A new app, TraffickCam, is using a combination of crowd-sourcing and image recognition software to help law enforcement in situations like these. It asks users across the country to upload images of their hotel rooms, along with the name and location of the hotel, via the smartphone app or website. Law enforcement submits images from suspected trafficking ads to TraffickCam that are checked against their database of some 1.5 million images of identified hotel rooms.

“We extract what are called features, they’re these small numerical representations of the interesting parts of the image so the headboard or the artwork or the flooring,” said one of the app’s developers, Abby Stylianou, a researcher at the University of Washington in St. Louis. “We can then use those features to quickly match between the investigator’s image and the images from our travelers to find out what hotels the victim might have been trafficking in.”

When police run an image search, they get what Stylianou compares to a Google Image search page. The images are sorted by how similar they are to the ad photo in question. “So, if there’s the same artwork and the same carpet and the same bedspread, that’ll be a very high scoring image,” she explained.

It’s a technological development that has been praised by the St. Louis County Police Department, which is using the app, and the local FBI office. But sex workers and activists have raised questions about the potential for the app to be used to target independent sex workers who are not coerced. As A.V. Flox, who writes about sex and technology, cautioned on Twitter, “Hotel room recognition app to be used to locate sex workers. Don’t use selfies taken in hotel rooms on your ads.” On Facebook, several sex workers posted warnings about the app.

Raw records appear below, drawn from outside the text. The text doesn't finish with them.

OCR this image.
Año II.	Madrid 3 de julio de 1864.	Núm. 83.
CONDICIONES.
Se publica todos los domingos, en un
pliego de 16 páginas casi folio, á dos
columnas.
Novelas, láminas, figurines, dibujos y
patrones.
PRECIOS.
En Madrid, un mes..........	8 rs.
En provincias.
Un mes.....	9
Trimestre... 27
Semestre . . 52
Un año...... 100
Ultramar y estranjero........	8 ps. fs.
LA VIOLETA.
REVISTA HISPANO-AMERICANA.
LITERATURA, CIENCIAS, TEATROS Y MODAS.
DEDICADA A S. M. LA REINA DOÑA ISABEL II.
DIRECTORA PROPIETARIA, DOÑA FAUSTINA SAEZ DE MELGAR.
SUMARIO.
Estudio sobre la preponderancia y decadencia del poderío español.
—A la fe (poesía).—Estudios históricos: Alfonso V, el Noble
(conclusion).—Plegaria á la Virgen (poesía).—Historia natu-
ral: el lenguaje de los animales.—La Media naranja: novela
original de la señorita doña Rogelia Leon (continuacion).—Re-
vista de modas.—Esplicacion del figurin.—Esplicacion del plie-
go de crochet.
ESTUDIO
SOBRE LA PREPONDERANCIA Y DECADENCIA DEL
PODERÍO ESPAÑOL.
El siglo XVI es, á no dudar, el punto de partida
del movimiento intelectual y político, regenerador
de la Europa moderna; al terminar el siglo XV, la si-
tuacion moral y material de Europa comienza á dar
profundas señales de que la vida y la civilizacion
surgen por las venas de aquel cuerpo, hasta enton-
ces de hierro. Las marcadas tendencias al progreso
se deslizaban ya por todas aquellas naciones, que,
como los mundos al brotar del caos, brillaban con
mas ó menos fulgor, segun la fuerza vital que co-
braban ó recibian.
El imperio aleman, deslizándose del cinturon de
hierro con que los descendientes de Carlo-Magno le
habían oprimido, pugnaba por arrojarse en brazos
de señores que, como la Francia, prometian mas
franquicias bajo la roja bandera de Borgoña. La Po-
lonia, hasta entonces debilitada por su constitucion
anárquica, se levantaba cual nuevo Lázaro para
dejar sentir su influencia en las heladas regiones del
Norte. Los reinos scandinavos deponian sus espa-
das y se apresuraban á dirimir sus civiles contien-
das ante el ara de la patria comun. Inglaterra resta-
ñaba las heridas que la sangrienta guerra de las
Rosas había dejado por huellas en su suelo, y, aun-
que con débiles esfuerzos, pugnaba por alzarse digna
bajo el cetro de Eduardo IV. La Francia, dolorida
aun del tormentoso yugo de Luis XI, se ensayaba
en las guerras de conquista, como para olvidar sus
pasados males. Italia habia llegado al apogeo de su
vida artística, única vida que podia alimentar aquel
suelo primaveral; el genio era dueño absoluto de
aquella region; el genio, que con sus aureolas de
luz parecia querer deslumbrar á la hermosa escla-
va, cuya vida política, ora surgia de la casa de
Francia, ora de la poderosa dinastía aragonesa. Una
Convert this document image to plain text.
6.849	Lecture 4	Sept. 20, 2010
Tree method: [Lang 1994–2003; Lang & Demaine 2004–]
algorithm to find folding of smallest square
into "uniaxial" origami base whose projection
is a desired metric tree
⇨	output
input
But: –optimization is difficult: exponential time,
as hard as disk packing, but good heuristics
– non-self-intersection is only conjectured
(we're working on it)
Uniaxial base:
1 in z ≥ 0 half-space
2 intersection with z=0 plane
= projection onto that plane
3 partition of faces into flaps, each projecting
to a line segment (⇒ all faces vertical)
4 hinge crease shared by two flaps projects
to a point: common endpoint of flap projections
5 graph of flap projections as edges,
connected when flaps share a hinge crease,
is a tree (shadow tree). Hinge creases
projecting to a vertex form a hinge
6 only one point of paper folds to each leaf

This concern arises amid a climate in which crackdowns on trafficking sometimes make no distinction between coercion and consent, and independent, adult sex workers can be charged with trafficking themselves. (It’s also important to note that most sex workers are not trafficked, according to research.)

In response to this worry, Sergeant Adam Kavanaugh of the St. Louis County Police Department, who has spoken out in favor of the app, told Vocativ, “I would say if just by looking at an ad law enforcement can decide whether or not that person is an independent [sex worker] is not probable,” he said. Although he added, “The purpose of the app is to identify locations of possible victims.”

Stylianou acknowledges that this is a potential use for the app, although she says, “We’re not as interested in it being used to fight prostitution. This is really about finding victims of trafficking.” Molly Hackett, a co-founder of the app and anti-trafficking activist, told Vocativ that the app could have a “wide range of uses” and said, “I do not know the intent of the use [by law enforcement] regarding prostitution.”

Update: In an email to Vocativ following publication of this article, Stylianou wrote, “We, the Media & Machines Lab at Washington University, are not interested in the TraffickCam application being used to fight prostitution, or for any purpose other than locating and rescuing victims of trafficking.”